- Ratibati Location in West Bengal, India Ratibati Ratibati (India)
- Coordinates: 23°39′15″N 87°02′24″E﻿ / ﻿23.654125°N 87.040049°E
- Country: India
- State: West Bengal
- District: Paschim Bardhaman

Area
- • Total: 1.38 km^{2} (0.53 sq mi)

Population (2011)
- • Total: 4,508
- • Density: 3,270/km^{2} (8,460/sq mi)

Languages*
- • Official: Bengali, Hindi, English
- Time zone: UTC+5:30 (IST)
- PIN: 713339
- Telephone code: 0341
- Vehicle registration: WB
- Lok Sabha constituency: Asansol
- Vidhan Sabha constituency: Jamuria
- Website: paschimbardhaman.co.in

= Ratibati =

Ratibati is a census town in the Raniganj CD block in the Asansol Sadar subdivision of the Paschim Bardhaman district in the Indian state of West Bengal.

==Geography==

===Location===
Ratibati is located at .

The Asansol-Durgapur area is composed of undulating laterite soil. This area lies between the Damodar River and the Ajay River. The discovery of coal in the 18th century led to industrialisation of the area and most of the forests have been cleared.

Pangachhiya, Majiara, Bhanowara, Domohani, Charanpur (OG), Ratibati and Chelad form a cluster of census towns and an outgrowth on the northern and eastern sides of Asansol.

===Urbanisation===
According to the 2011 census, 83.33% of the population of Asansol Sadar subdivision was urban and 16.67% was rural. In 2015, the municipal areas of Kulti, Raniganj and Jamuria were included within the jurisdiction of Asansol Municipal Corporation. Asansol Sadar subdivision has 26 (+1 partly) Census Towns.(partly presented in the map alongside; all places marked on the map are linked in the full-screen map).

==Demographics==
According to the 2011 Census of India, Ratibati had a total population of 4,508 of which 2,348 (52%) were males and 2,160 (48%) were females. Population in the age range 0–6 years was 542. The total number of literate persons in Ratibati was 2,827 (71.28% of the population over 6 years).

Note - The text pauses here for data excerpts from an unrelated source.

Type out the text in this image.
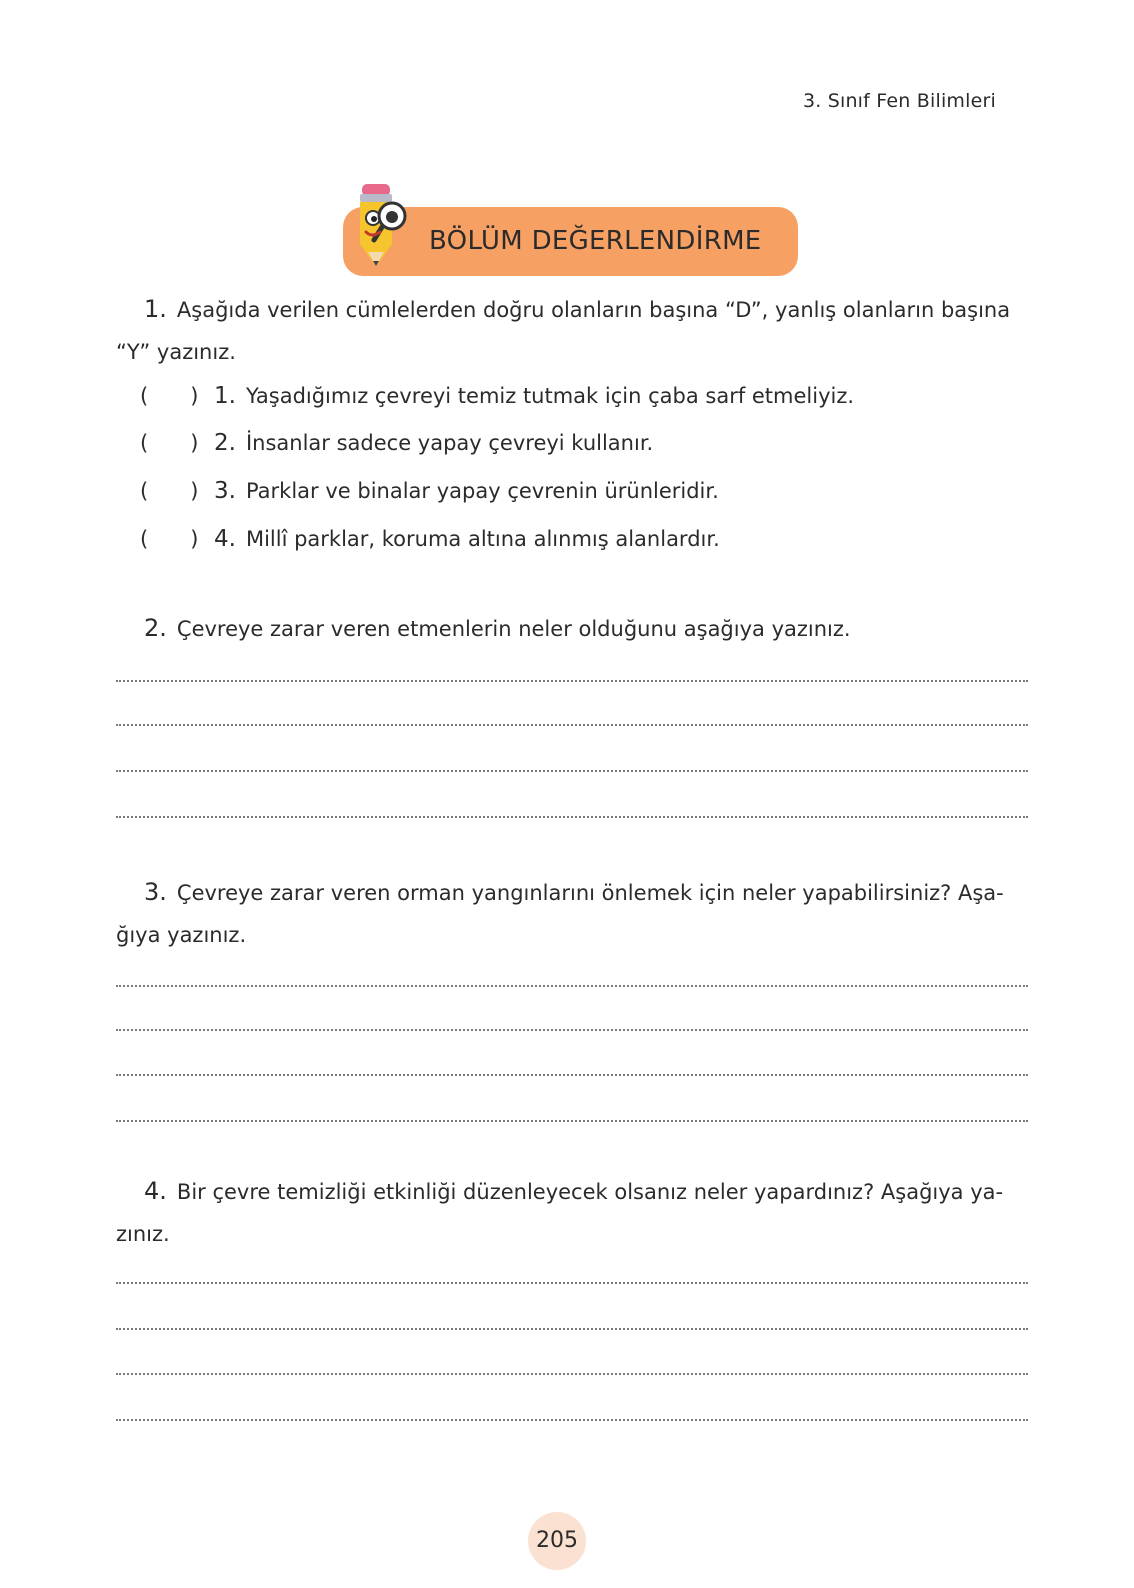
3. Sınıf Fen Bilimleri
BÖLÜM DEĞERLENDİRME
1. Aşağıda verilen cümlelerden doğru olanların başına “D”, yanlış olanların başına “Y” yazınız.
( ) 1. Yaşadığımız çevreyi temiz tutmak için çaba sarf etmeliyiz.
( ) 2. İnsanlar sadece yapay çevreyi kullanır.
( ) 3. Parklar ve binalar yapay çevrenin ürünleridir.
( ) 4. Millî parklar, koruma altına alınmış alanlardır.
2. Çevreye zarar veren etmenlerin neler olduğunu aşağıya yazınız.
3. Çevreye zarar veren orman yangınlarını önlemek için neler yapabilirsiniz? Aşa-ğıya yazınız.
4. Bir çevre temizliği etkinliği düzenleyecek olsanız neler yapardınız? Aşağıya ya-zınız.
205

- For language details see Raniganj (community development block)#Language and religion

As of 2001 India census, Ratibati had a population of 4,370. Males constitute 55% of the population and females 45%. Ratibati has an average literacy rate of 56%, lower than the national average of 59.5%: male literacy is 67%, and female literacy is 44%. In Ratibati, 13% of the population is under 6 years of age.

==Infrastructure==

According to the District Census Handbook 2011, Bardhaman, Ratibati covered an area of 1.38 km^{2}. Among the civic amenities, it had 4 km roads with covered drains, the protected water supply involved service reservoir, tap water from untreated sources. It had 359 domestic electric connections. Among the medical facilities, it had was 1 dispensary/ health centre. Among the educational facilities it had was 1 primary school, 3 middle schools, 2 secondary schools and 2 senior secondary schools.

==Economy==
Ratibati is in the heart of the coal mining zone. It is under Satgram area of Eastern Coalfields Ltd., a subsidiary of Coal India Limited. The post office is located at Kalipahari, nearby.

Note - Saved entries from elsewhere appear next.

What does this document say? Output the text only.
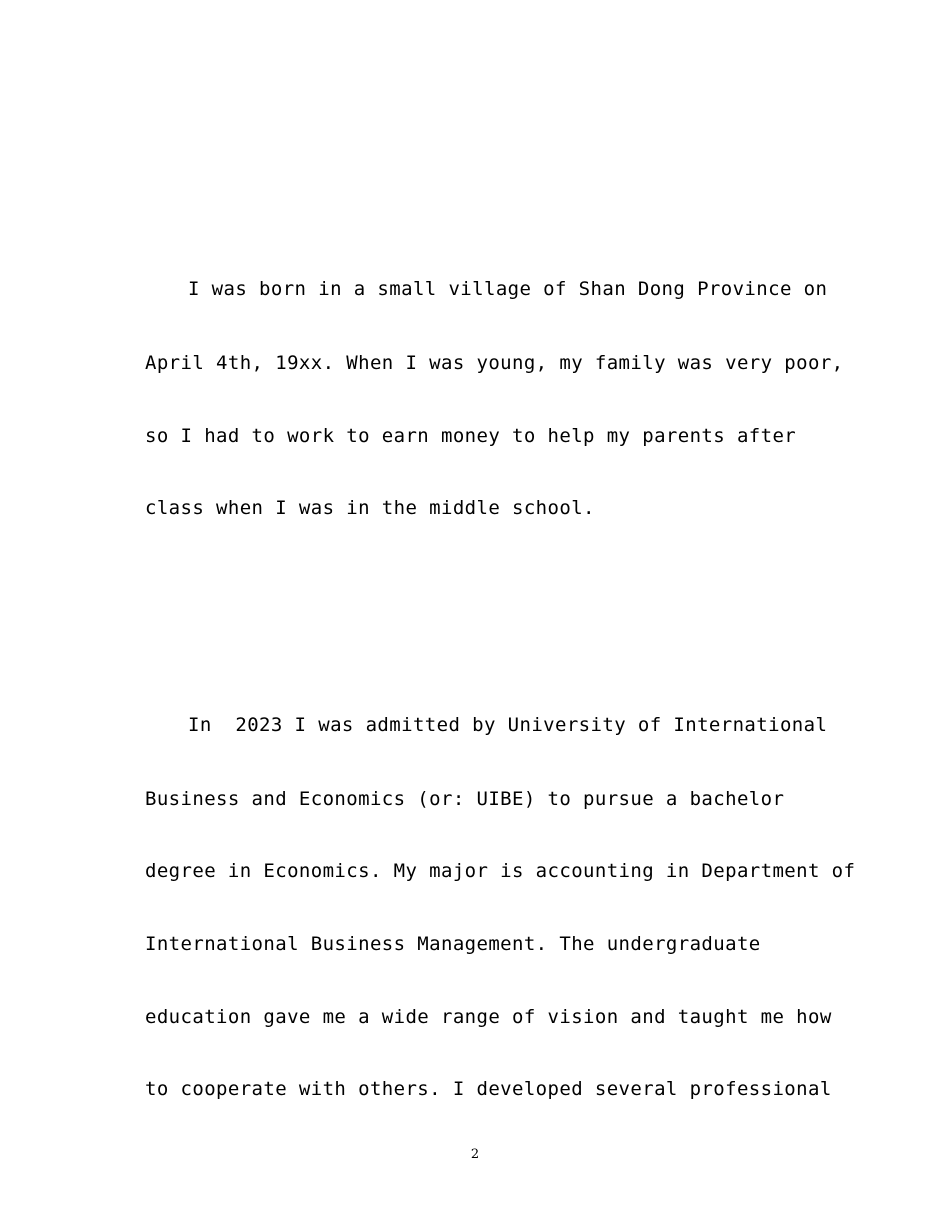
I was born in a small village of Shan Dong Province on
April 4th, 19xx. When I was young, my family was very poor,
so I had to work to earn money to help my parents after
class when I was in the middle school.
In  2023 I was admitted by University of International
Business and Economics (or: UIBE) to pursue a bachelor
degree in Economics. My major is accounting in Department of
International Business Management. The undergraduate
education gave me a wide range of vision and taught me how
to cooperate with others. I developed several professional
2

Collieries in the Satgram Area of Eastern Coalfields are: Kalidaspur, J.K.Nagar, Satgram, Ratibati, Chapui Khas, Mithapur, Nimcha, Jemehari, Pure Searsole, Tirath, Kuardih, Ardragram OCP and Seetaldasji OCP.

==Education==
Ratibati Hindi High School is a Hindi-medium coeducational institution established in 2003. It has facilities for teaching from class V to class X. The school has 10 computers, a library with 70 books and a playground.

==Healthcare==
Medical facilities (hospitals and dispensaries) in the Satgram Area of ECL are available at Satgram Area Hospital (PO Devchandnagar) (with 30 beds), Satgram Project (PO Devchandnagar), Mithapur (PO Jamuria), Satgram Incline (PO Jamuria), Jamehari (PO Searsole Rajbari), JK Nagar (PO Bidhanbag), Nimcha (PO Nimcha), Amkola (PO Nimcha), Kalidaspur Project (PO Bhara Kalibari, Mejia), Jora Morh Colony (PO Bhara Kalibari, Mejia), Ratibati (PO Ratibati), Kuardih (PO Kalipahari), Chapui Khas (PO Chapui), Tirat (PO Kalipahari).